Chihuahua - More information about this breed

 

Chihuahua008

  • Other names Chihuahua
  • Country of origin Mexico
  • Weight Male 1.8–2.7 kg (4–6 lb)
  • Weight Female 1.8–2.7 kg (4–6 lb)
  • Height Male 15–25 cm (6–10 in)
  • Height Female 15–25 cm (6–10 in)
  • Coat smooth coat or long coat
  • Color white, black, tan and many other colors
  • Litter size usually 2-5
  • Life span 12-20 years

 

Description

Chihuahuas are very small dogs, and are the smallest breed recognized by some kennel clubs. There are two main varieties recognized by kennel clubs, the short-haired and the long-haired. Typically, the breed standard for both the long and short coat chihuahua will be identical except for the description of the coat. Chihuahuas have large, round eyes and large, erect ears, set in a high, dramatically rounded skull.

 

Variants

Chihuahuas come in virtually any color combination, from solid to marked or splashed, allowing for colors from solid black to solid white, spotted, sabled, or a variety of other colors and patterns. Colors and patterns can combine and affect each other, resulting in a very high degree of variation. Common colors are fawn, red, cream, chocolate, brown, mixed, white, and black. No color or pattern is considered more valuable than another.

 

Temparament

The temperament of its human guardian can make a difference in the temperament of the pup.

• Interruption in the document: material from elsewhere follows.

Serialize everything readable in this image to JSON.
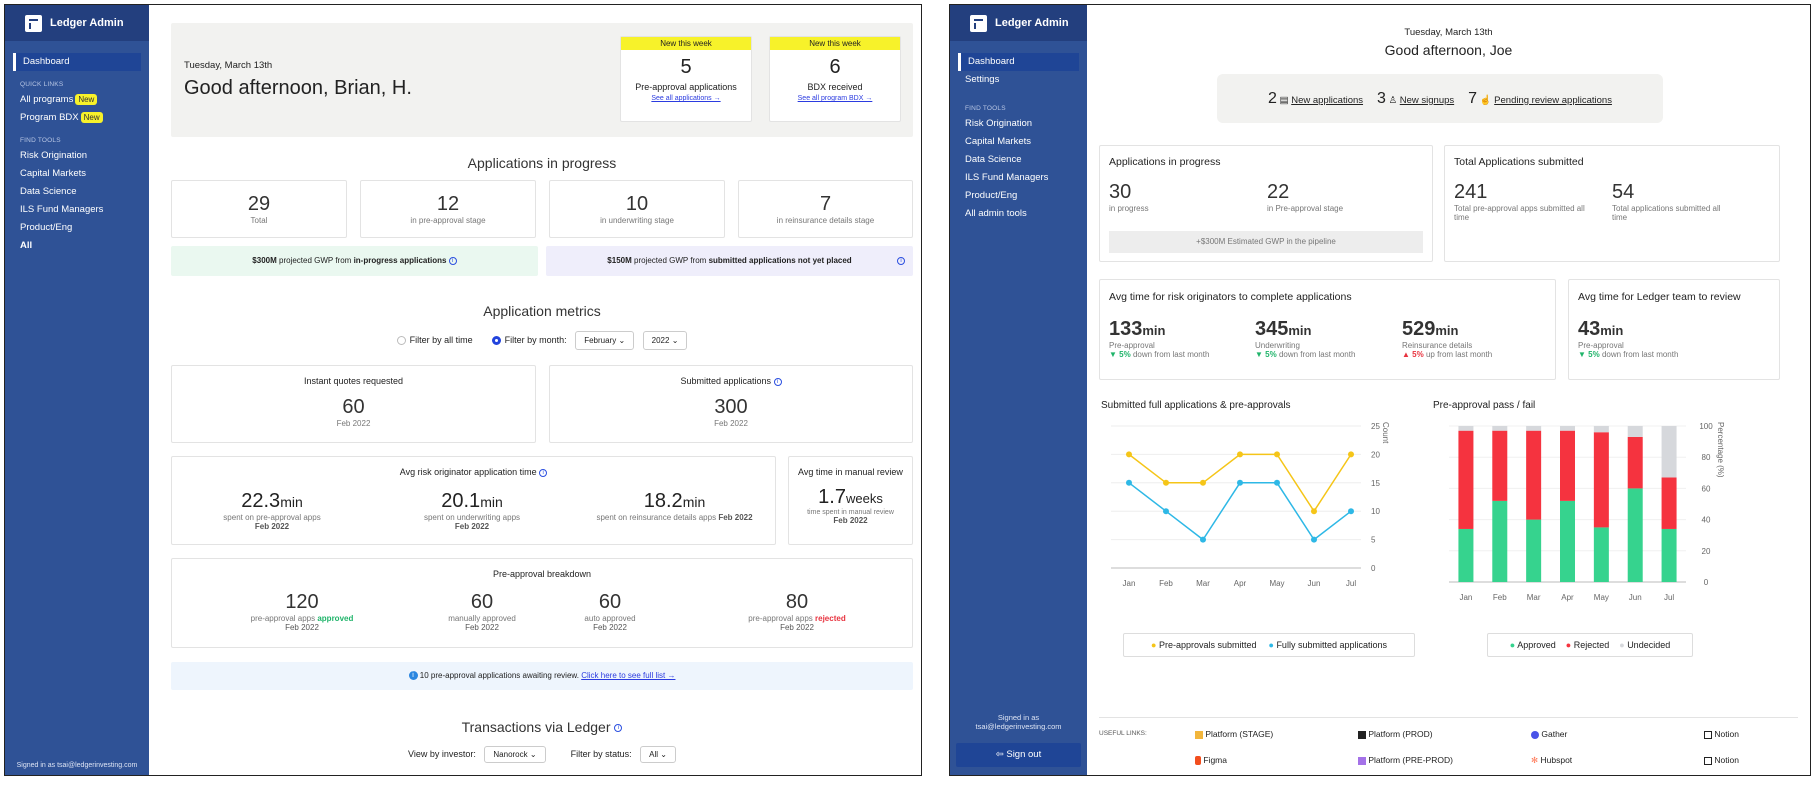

Tempered Chihuahuas can be easily provoked to attack, and are therefore generally unsuitable for homes with small children. The breed tends to be fiercely loyal to one particular guardian and in some cases may become over protective of the person, especially around other people or animals. If properly managed by older children, 13 and up, they can adapt to this kind of living with a dedicated guardian. They do not always get along with other breeds, and tend to have a “clannish” nature, often preferring the companionship of other Chihuahuas or Chihuahua mixes over other dogs. These traits generally make them unsuitable for households with children that are not patient and calm. Chihuahuas love their dens and will often burrow themselves in pillows, clothes hampers, and blankets. They are often found under the covers or at the bottom of the bed, deep in the dark and safety of what they perceive as their den.

 

Health Issues

This breed requires expert veterinary attention in areas such as birthing and dental care. Chihuahuas are also prone to some genetic anomalies, often neurological ones, such as epilepsy and seizure disorders.